O hidrogênio verde é obtido a
partir de energias renováveis, como as de matriz hidrelétrica, solar e eólica.
De maneira simplificada, o processo envolve usar eletricidade em tanque de água
(H₂O) para separar as moléculas de hidrogênio (H₂) e oxigênio (O₂).

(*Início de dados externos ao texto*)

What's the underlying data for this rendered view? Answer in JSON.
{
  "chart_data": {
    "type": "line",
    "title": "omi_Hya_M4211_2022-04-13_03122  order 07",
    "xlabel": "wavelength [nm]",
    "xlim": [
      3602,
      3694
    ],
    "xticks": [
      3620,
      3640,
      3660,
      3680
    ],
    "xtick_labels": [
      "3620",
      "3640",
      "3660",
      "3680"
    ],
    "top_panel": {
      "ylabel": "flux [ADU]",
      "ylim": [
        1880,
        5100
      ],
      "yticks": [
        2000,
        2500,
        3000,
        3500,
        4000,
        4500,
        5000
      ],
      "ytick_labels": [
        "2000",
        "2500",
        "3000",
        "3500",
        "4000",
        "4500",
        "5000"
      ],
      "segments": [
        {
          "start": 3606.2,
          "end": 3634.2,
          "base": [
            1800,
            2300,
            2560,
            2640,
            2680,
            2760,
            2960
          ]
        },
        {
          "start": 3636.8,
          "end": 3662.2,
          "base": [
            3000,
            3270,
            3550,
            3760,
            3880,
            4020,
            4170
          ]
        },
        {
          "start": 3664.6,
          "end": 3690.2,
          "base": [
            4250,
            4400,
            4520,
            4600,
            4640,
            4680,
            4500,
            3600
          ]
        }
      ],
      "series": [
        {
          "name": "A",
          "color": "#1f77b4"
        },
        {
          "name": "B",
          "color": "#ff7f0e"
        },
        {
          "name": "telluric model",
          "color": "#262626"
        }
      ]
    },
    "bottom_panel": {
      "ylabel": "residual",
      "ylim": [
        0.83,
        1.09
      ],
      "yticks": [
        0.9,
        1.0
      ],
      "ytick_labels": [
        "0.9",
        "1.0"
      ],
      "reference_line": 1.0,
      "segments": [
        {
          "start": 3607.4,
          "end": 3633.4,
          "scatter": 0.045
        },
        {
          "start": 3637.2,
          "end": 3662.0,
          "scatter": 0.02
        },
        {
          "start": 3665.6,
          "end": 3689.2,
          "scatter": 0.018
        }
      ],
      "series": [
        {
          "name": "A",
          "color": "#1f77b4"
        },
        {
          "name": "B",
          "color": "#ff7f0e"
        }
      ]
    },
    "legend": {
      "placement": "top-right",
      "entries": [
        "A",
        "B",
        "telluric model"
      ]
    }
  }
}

O hidrogênio obtido pode ser
transformado em combustível para aviões, embarcações e caminhões; para produção
de amônia (NH3), principal matéria-prima de fertilizantes nitrogenados usados
na agricultura; e para a fabricação do aço, como mostra a pesquisa de Patrícia
Metolina.
Aço verde
Na indústria siderúrgica, tudo
começa com a extração do minério de ferro da natureza. Ele pode se apresentar
na forma de hematita (Fe2O3) ou magnetita (Fe3O4). Para obter o ferro (Fe)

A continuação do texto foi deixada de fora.